The estate grounds, originally about 1,500 acres, were designed between 1911–1915 by Boston landscape architect Warren H. Manning, and remain today one of the finest examples of his work. Manning sited the house at the edge of the quarry wall, overlooking a nearby valley and rolling hills in the distance.
The English garden was redesigned in 1929 by noted landscape architect Ellen Biddle Shipman. The landscape has undergone two significant restorations: the first in 1984, when a master plan was created to return the property to Warren Manning's original landscape plan, and the second between 2000 and 2010, to rebuild all of the gardens and landscaping around the Manor House. Today, highlights of the garden include the West Terrace & Overlook, Japanese Garden, English Garden and the newly restored Lagoon.
The estate also includes a Gothic Revival Conservatory. The original 1915 building was damaged in a wind storm in 1947. In 2000, Stan Hywet Hall & Gardens constructed a new conservatory and greenhouses based on the original historic designs.
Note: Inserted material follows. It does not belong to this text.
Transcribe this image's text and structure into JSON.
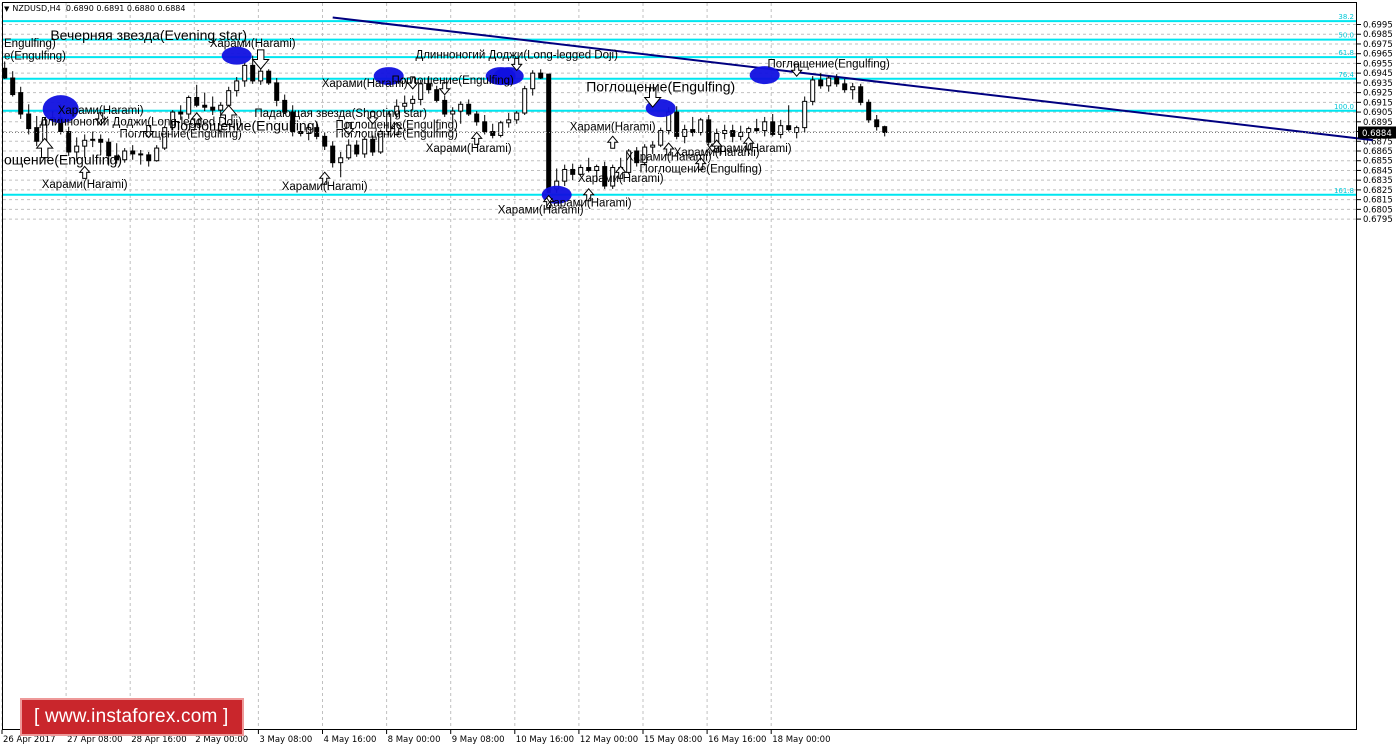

In 1957, the six Seiberling children donated Stan Hywet to the newly formed Stan Hywet Hall Foundation, a non-profit organization formed for the preservation of the estate. It is open seasonally to the public, in keeping with the stone inscription above the Manor House front door, "Non nobis solum", meaning "Not for us alone".
Stan Hywet Hall and Gardens is open Tuesday through Sunday, from April 1 through December 30. Various tours are available.